IT導入完全ガイド

「2027年問題」の新たな救済策? コンポーザブルERPとは

変化に柔軟に対応できるコンポーザブルERPに注目が集まっている。導入には幾つかの押さえておくべきポイントがある。

 「コンポーザブルERP」とはその名の通り「Composable(組み立て可能)なアーキテクチャ」に基づいて構成されたERPシステムのことだ。ここで言う「組み立て可能」とはシステムを業務単位でコンポーネントに分割し、それらを自由に組み合わせたり入れ替えたりしてシステム全体を柔軟に構成することを意味する。

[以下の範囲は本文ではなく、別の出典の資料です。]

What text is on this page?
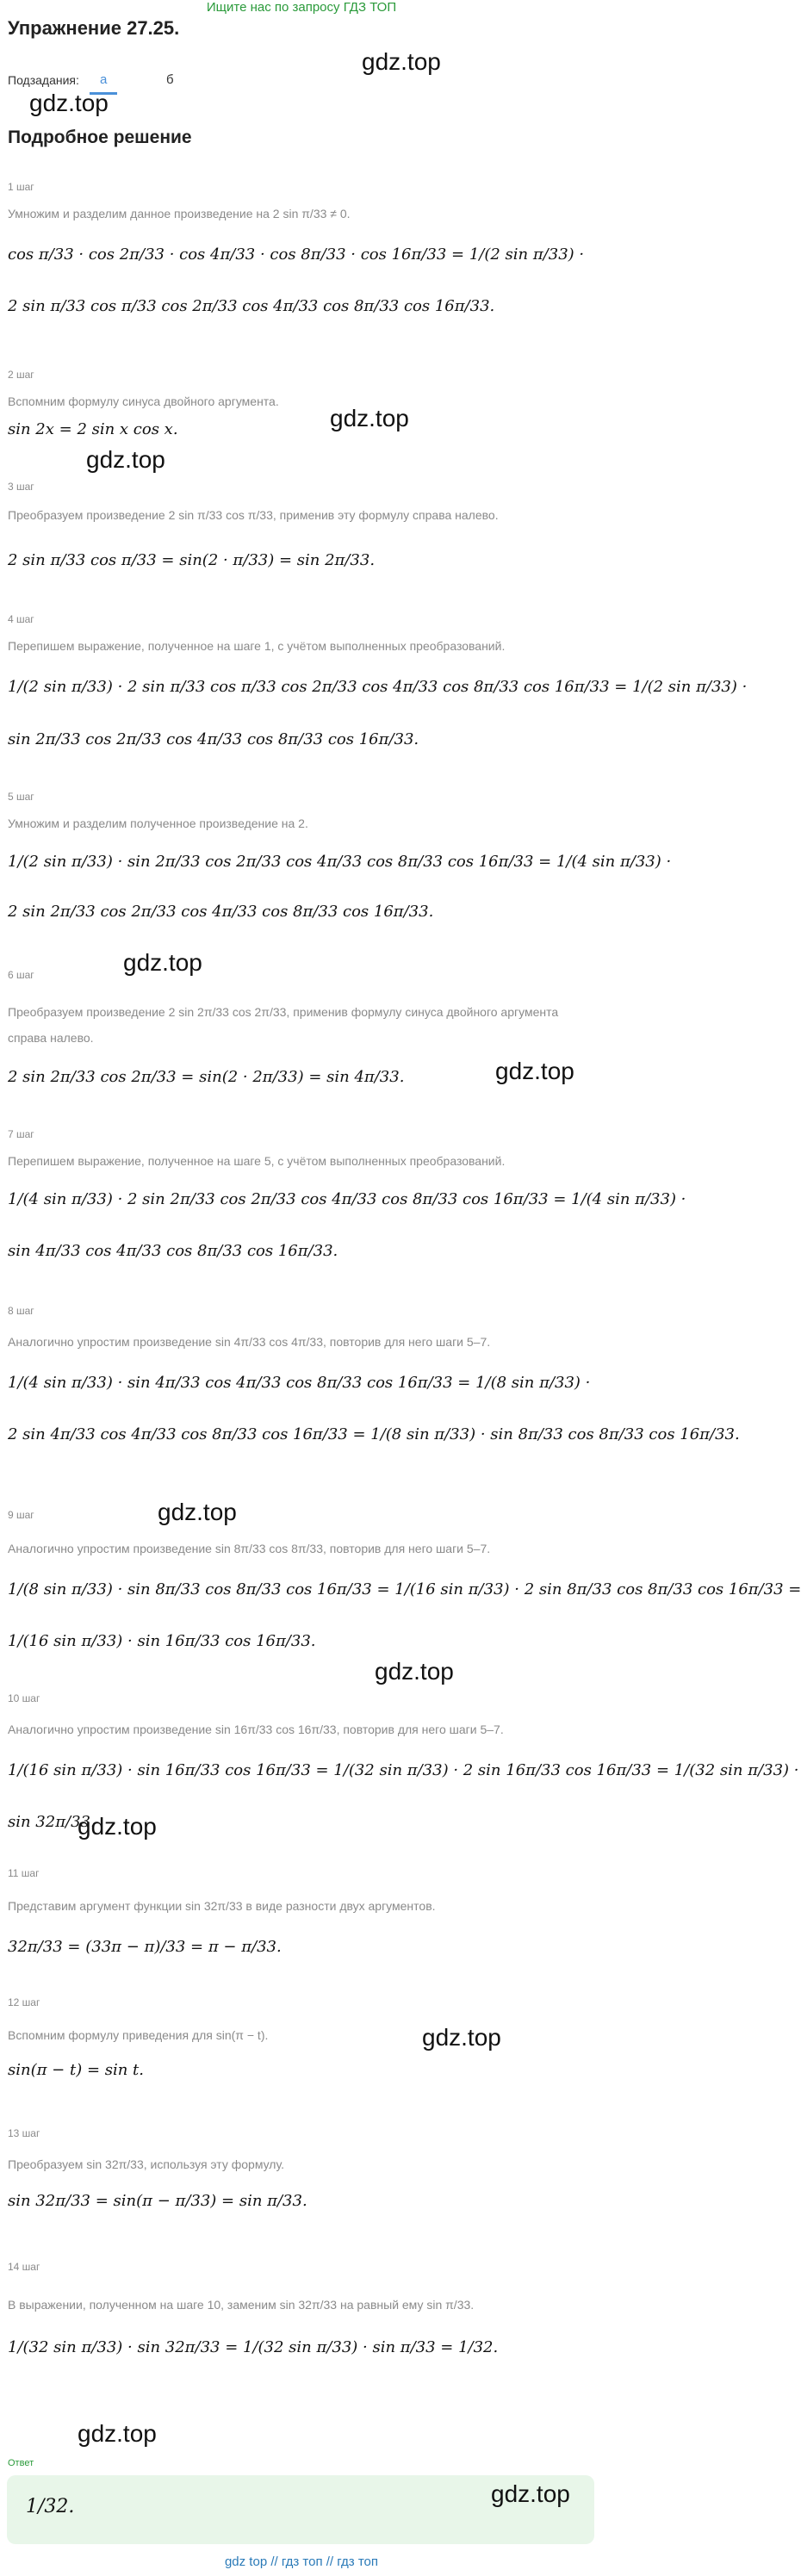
Ищите нас по запросу ГДЗ ТОП
Упражнение 27.25.
Подзадания:	а	б
gdz.top
gdz.top
Подробное решение
1 шаг
Умножим и разделим данное произведение на 2 sin π/33 ≠ 0.
cos π/33 · cos 2π/33 · cos 4π/33 · cos 8π/33 · cos 16π/33 = 1/(2 sin π/33) ·
2 sin π/33 cos π/33 cos 2π/33 cos 4π/33 cos 8π/33 cos 16π/33.
2 шаг
Вспомним формулу синуса двойного аргумента.
sin 2x = 2 sin x cos x.	gdz.top
gdz.top
3 шаг
Преобразуем произведение 2 sin π/33 cos π/33, применив эту формулу справа налево.
2 sin π/33 cos π/33 = sin(2 · π/33) = sin 2π/33.
4 шаг
Перепишем выражение, полученное на шаге 1, с учётом выполненных преобразований.
1/(2 sin π/33) · 2 sin π/33 cos π/33 cos 2π/33 cos 4π/33 cos 8π/33 cos 16π/33 = 1/(2 sin π/33) ·
sin 2π/33 cos 2π/33 cos 4π/33 cos 8π/33 cos 16π/33.
5 шаг
Умножим и разделим полученное произведение на 2.
1/(2 sin π/33) · sin 2π/33 cos 2π/33 cos 4π/33 cos 8π/33 cos 16π/33 = 1/(4 sin π/33) ·
2 sin 2π/33 cos 2π/33 cos 4π/33 cos 8π/33 cos 16π/33.
gdz.top
6 шаг
Преобразуем произведение 2 sin 2π/33 cos 2π/33, применив формулу синуса двойного аргумента справа налево.
2 sin 2π/33 cos 2π/33 = sin(2 · 2π/33) = sin 4π/33.	gdz.top
7 шаг
Перепишем выражение, полученное на шаге 5, с учётом выполненных преобразований.
1/(4 sin π/33) · 2 sin 2π/33 cos 2π/33 cos 4π/33 cos 8π/33 cos 16π/33 = 1/(4 sin π/33) ·
sin 4π/33 cos 4π/33 cos 8π/33 cos 16π/33.
8 шаг
Аналогично упростим произведение sin 4π/33 cos 4π/33, повторив для него шаги 5–7.
1/(4 sin π/33) · sin 4π/33 cos 4π/33 cos 8π/33 cos 16π/33 = 1/(8 sin π/33) ·
2 sin 4π/33 cos 4π/33 cos 8π/33 cos 16π/33 = 1/(8 sin π/33) · sin 8π/33 cos 8π/33 cos 16π/33.
gdz.top
9 шаг
Аналогично упростим произведение sin 8π/33 cos 8π/33, повторив для него шаги 5–7.
1/(8 sin π/33) · sin 8π/33 cos 8π/33 cos 16π/33 = 1/(16 sin π/33) · 2 sin 8π/33 cos 8π/33 cos 16π/33 =
1/(16 sin π/33) · sin 16π/33 cos 16π/33.
gdz.top
10 шаг
Аналогично упростим произведение sin 16π/33 cos 16π/33, повторив для него шаги 5–7.
1/(16 sin π/33) · sin 16π/33 cos 16π/33 = 1/(32 sin π/33) · 2 sin 16π/33 cos 16π/33 = 1/(32 sin π/33) ·
sin 32π/33.
gdz.top
11 шаг
Представим аргумент функции sin 32π/33 в виде разности двух аргументов.
32π/33 = (33π − π)/33 = π − π/33.
12 шаг
Вспомним формулу приведения для sin(π − t).
sin(π − t) = sin t.
gdz.top
13 шаг
Преобразуем sin 32π/33, используя эту формулу.
sin 32π/33 = sin(π − π/33) = sin π/33.
14 шаг
В выражении, полученном на шаге 10, заменим sin 32π/33 на равный ему sin π/33.
1/(32 sin π/33) · sin 32π/33 = 1/(32 sin π/33) · sin π/33 = 1/32.
gdz.top
Ответ
1/32.	gdz.top
gdz top // гдз топ // гдз топ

 コンポーザブルという概念はERPに限らず広い分野で使われていて、その他「コンポーザブルモデル」「コンポーザブルアプリケーション」などとも呼ばれる。

コンポーザブルERPの考え方(出典:ワークスアプリケーションズ提供)

コンポーザブルERPが注目を集めるようになった背景とは

 もともと日本国内におけるERPの普及は、1990年代後半から大企業を中心にSAPのERPパッケージ製品の導入が進んだことが始まりだ。当時のERP製品は基幹業務のデータを単一のデータベースに集約し、単一のアプリケーションで処理する「一枚岩(モノリシック)」なアーキテクチャに基づいて作られていた。